Le Dr Al-Chammaa révèle que le musée présente une vitrine exceptionnelle contenant des artefacts datant de plus de 700 mille ans. Avec cette collection, le GME dépasse l’idée reçue que “nous sommes une civilisation de 7000 ans : il démontre que nous sommes une civilisation de 700 mille ans, avec des pièces découvertes dans le quartier d’Abbassiya au Caire et dans d’autres régions. Cette vitrine figure parmi les plus importantes du musée. Les visiteurs pourront découvrir le mobilier et les métiers de l’Égypte ancienne, ainsi que les accessoires féminins. On y trouve également des statues de scribes égyptiens, dont le célèbre scribe Metri, réalisé il y a plusieurs millénaires. Ce qui frappe, ce sont ses yeux en quartz et obsidienne, qui semblent presque vivants et expressifs.
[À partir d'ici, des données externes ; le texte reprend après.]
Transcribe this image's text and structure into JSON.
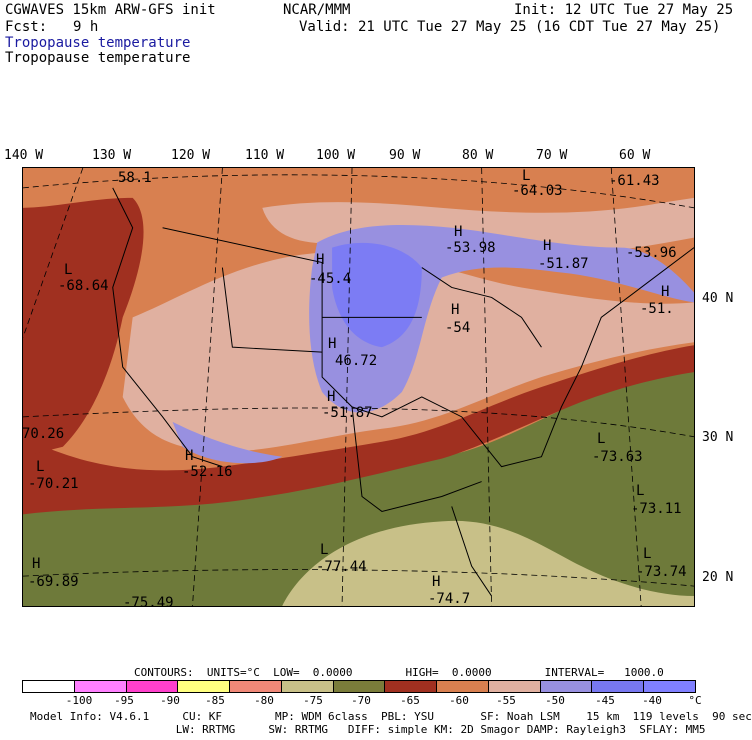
{
  "header": {
    "model": "CGWAVES 15km ARW-GFS init",
    "org": "NCAR/MMM",
    "init": "Init: 12 UTC Tue 27 May 25",
    "fcst_label": "Fcst:",
    "fcst_value": "9 h",
    "valid": "Valid: 21 UTC Tue 27 May 25 (16 CDT Tue 27 May 25)",
    "title1": "Tropopause temperature",
    "title2": "Tropopause temperature"
  },
  "lon_labels": [
    "140 W",
    "130 W",
    "120 W",
    "110 W",
    "100 W",
    "90 W",
    "80 W",
    "70 W",
    "60 W"
  ],
  "lat_labels": [
    "40 N",
    "30 N",
    "20 N"
  ],
  "map_labels": [
    {
      "m": "",
      "v": "58.1"
    },
    {
      "m": "L",
      "v": "-64.03"
    },
    {
      "m": "",
      "v": "-61.43"
    },
    {
      "m": "L",
      "v": "-68.64"
    },
    {
      "m": "H",
      "v": "-45.4"
    },
    {
      "m": "H",
      "v": "-53.98"
    },
    {
      "m": "H",
      "v": "-51.87"
    },
    {
      "m": "",
      "v": "-53.96"
    },
    {
      "m": "H",
      "v": "-51."
    },
    {
      "m": "H",
      "v": "-54"
    },
    {
      "m": "H",
      "v": "46.72"
    },
    {
      "m": "H",
      "v": "-51.87"
    },
    {
      "m": "",
      "v": "70.26"
    },
    {
      "m": "L",
      "v": "-70.21"
    },
    {
      "m": "H",
      "v": "-52.16"
    },
    {
      "m": "L",
      "v": "-73.63"
    },
    {
      "m": "L",
      "v": "-73.11"
    },
    {
      "m": "H",
      "v": "-69.89"
    },
    {
      "m": "L",
      "v": "-77.44"
    },
    {
      "m": "L",
      "v": "-73.74"
    },
    {
      "m": "H",
      "v": "-74.7"
    },
    {
      "m": "",
      "v": "-75.49"
    }
  ],
  "contours": {
    "text": "CONTOURS:  UNITS=°C  LOW=  0.0000        HIGH=  0.0000        INTERVAL=   1000.0"
  },
  "legend": {
    "colors": [
      "#ffffff",
      "#ff80ff",
      "#ff40cc",
      "#ffff80",
      "#f08878",
      "#c8c088",
      "#7a7c3a",
      "#a03020",
      "#d88050",
      "#e0b0a0",
      "#9890e0",
      "#7878f0",
      "#8080ff"
    ],
    "ticks": [
      "-100",
      "-95",
      "-90",
      "-85",
      "-80",
      "-75",
      "-70",
      "-65",
      "-60",
      "-55",
      "-50",
      "-45",
      "-40",
      "°C"
    ]
  },
  "footer": {
    "line1": "Model Info: V4.6.1     CU: KF        MP: WDM 6class  PBL: YSU       SF: Noah LSM    15 km  119 levels  90 sec",
    "line2": "                      LW: RRTMG     SW: RRTMG   DIFF: simple KM: 2D Smagor DAMP: Rayleigh3  SFLAY: MM5"
  },
  "colors": {
    "coldest": "#6e7a3a",
    "cold": "#a03020",
    "mid": "#d88050",
    "warm": "#e0b0a0",
    "warmer": "#9890e0",
    "warmest": "#7c7cf4",
    "tropic": "#c8c088",
    "label_blue": "#1a1aa0"
  }
}
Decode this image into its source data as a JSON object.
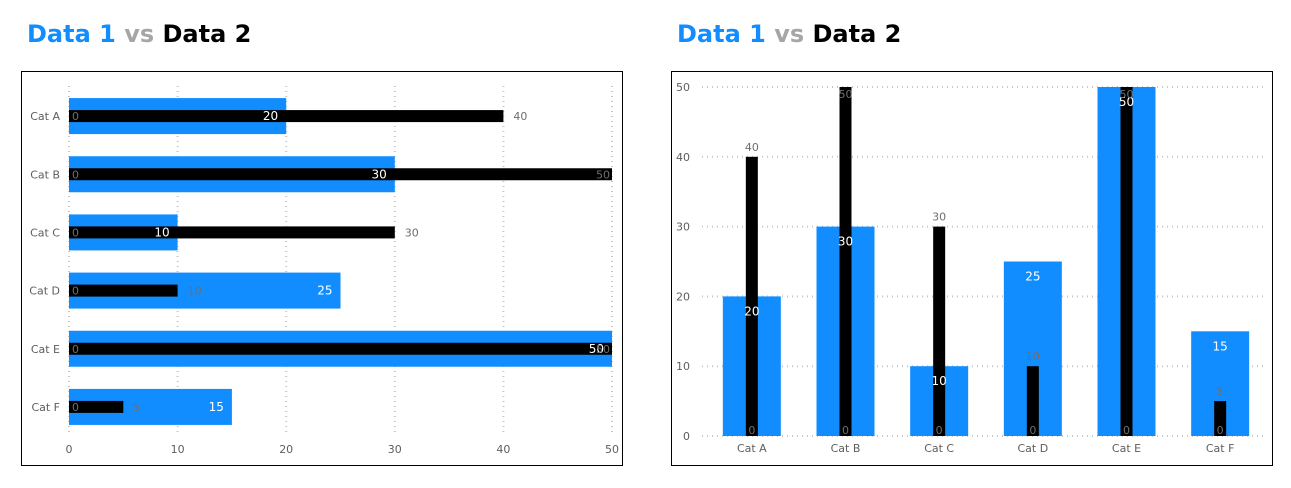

Fait remarquable, l’artiste a ajouté des veines rouges dans les yeux, comme pour montrer que ce scribe était âgé, expérimenté, dévoué à son art et fidèle au roi.
“Il y a tant de merveilles à découvrir qu’il serait impossible de tout expliquer en une seule conférence. Mon conseil aux Egyptiens et aux visiteurs est de consacrer une journée entière à ce musée majestueux, et non une simple visite de deux heures. Le GME est cinq fois plus grand que le British Museum et deux fois la taille du Louvre, offrant ainsi un espace immense pour explorer l’histoire, l’art et le génie des anciens Egyptiens”, souligne le Dr Chammaa.
Et l’historien de renchérir : “Dans la cour du bâtiment, les visiteurs pourront admirer des plants de papyrus ainsi que du lotus, deux des plantes les plus emblématiques utilisées par les anciens Égyptiens. A mon avis, le Grand Musée Egyptien ne se contentera pas de changer la perception du monde sur la civilisation égyptienne : il viendra confirmer légitimement notre statut de première grande civilisation de l’histoire ancienne.
En conclusion, le Dr Al-Chammaa : “Je terminerai en expliquant ce qu’est un musée réussi : c’est celui qui ajoute de nouveaux chapitres à l’histoire d’une nation- et c’est exactement ce que fera le Grand Musée Egyptien. Il a également pour rôle de supprimer les chapitres falsifiés, écrits par ceux qui ont déformé l’histoire pour servir leurs intérêts ou une idéologie particulière. Ce musée est donc une manière de rétablir la vérité et de faire taire les distorsions historiques, en offrant au monde une image authentique de la grandeur égyptienne. Et si vous me demandez mon avis, je proposerais aux responsables d’installer une inscription à l’entrée du musée portant la mention : “La fabrication de l’impossible”. Cette phrase résumerait parfaitement l’ambition, le génie et les défis surmontés pour donner vie au Grand Musée Egyptien, un lieu où l’histoire, l’art et l’ingéniosité humaine se rencontrent.